A wild, raging sea produces high-quality fish. It is easy to find sea bass, blackspot seabream, scorpion fish, red mullet, among others, in the fish market of the ports, that can usually be bought from the sales establishments and enjoyed in nearby rotisseries. The most important fish were permanently associated with the saint’s day calendar that marked the fishing seasons, the "costeras". A period in which the arrantzaleak (fishermen) devoted themselves to catching the different species.

The anchovy fishing season, in spring, provides work for the fleet until the white tuna season, starting with the festivities of San Pedro. Blackspot seabream in the winter, as the proverb goes ("por San Antón, besugos en montón"); and hake, not far from the coast in a specialised fishing art, known as “pincho", which is still practised in some ports.

No whale recipes are left, despite the fact that these giants often appear on the coats-of-arms of the towns along the Basque coast.

It is possible that, while following these beautiful mammals, the Basque fishermen reached the shores of Terranova, in the American continent, where they were able to return with a huge supply of cod, the fish most often used in modern cooking in the Basque Country today. Just how a product from the interior came to be used in coastal cooking remains a mystery. Perhaps it had to do with the industrial revolution that the Basque Country experienced, due to its ancestral mining and iron and steel tradition, giving rise to the subsequent need to feed a large number of persons.
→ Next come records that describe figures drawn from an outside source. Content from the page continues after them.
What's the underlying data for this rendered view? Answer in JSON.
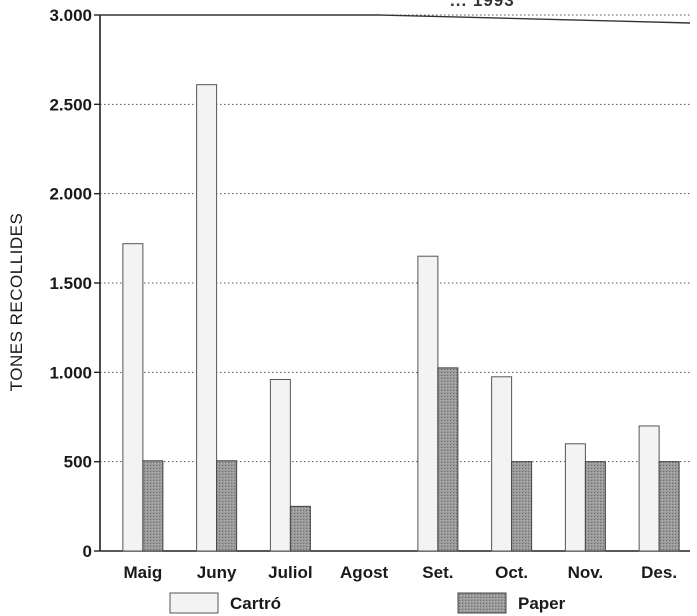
{
  "title_fragment": "... 1993",
  "chart_data": {
    "type": "bar",
    "ylabel": "TONES RECOLLIDES",
    "xlabel": "",
    "ylim": [
      0,
      3000
    ],
    "yticks": [
      0,
      500,
      1000,
      1500,
      2000,
      2500,
      3000
    ],
    "ytick_labels": [
      "0",
      "500",
      "1.000",
      "1.500",
      "2.000",
      "2.500",
      "3.000"
    ],
    "grid": "horizontal-dotted",
    "legend_placement": "bottom",
    "categories": [
      "Maig",
      "Juny",
      "Juliol",
      "Agost",
      "Set.",
      "Oct.",
      "Nov.",
      "Des."
    ],
    "series": [
      {
        "name": "Cartró",
        "color": "#f2f2f2",
        "values": [
          1720,
          2610,
          960,
          0,
          1650,
          975,
          600,
          700
        ]
      },
      {
        "name": "Paper",
        "color": "#8c8c8c",
        "values": [
          505,
          505,
          250,
          0,
          1025,
          500,
          500,
          500
        ]
      }
    ]
  }
}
That Bilbao and Biscay have until recently been champions of their cuisine and stews indicates this. The hand of the “etxekoandreak” (housewives) has converted a product that is vulgar and oily in other lands into a sublime delicacy.
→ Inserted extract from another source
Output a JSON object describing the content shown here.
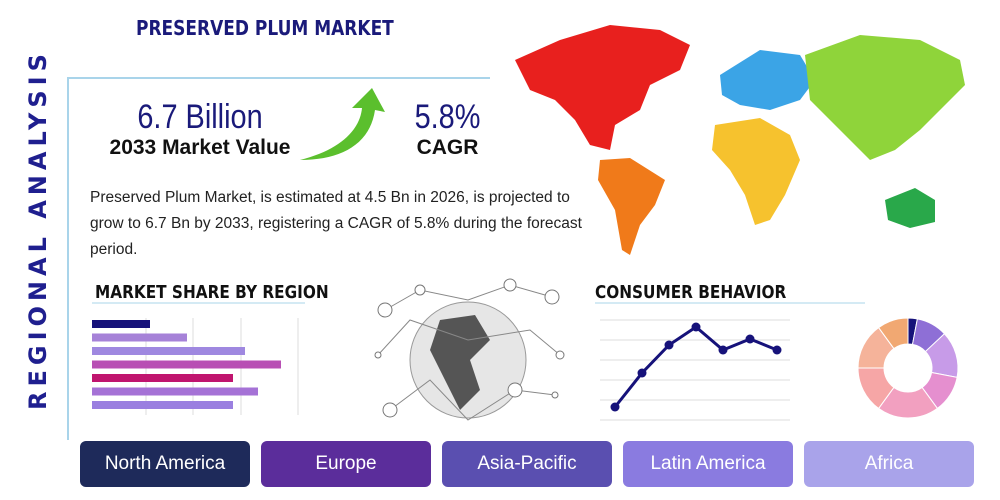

The classic sauces are adapted to this product, for which recipes have been passed down under jealous guard from generation to generation.
Green “pil-pil” sauce, that oily, smooth sauce that is now known as “pil pil”, Biscay sauce with its sweet peppers, and the "ranero" cod are habitual accompaniments to this fish.

Cod is sold today in many different forms. In addition to the strongly-salted "bacaladas", we can also buy it desalted and ready to cook and even fresh and proposed in a thousand different, new recipes: salads, risottos, ragouts... this is without a doubt one of the great gastronomic privileges offered by the Basque Country.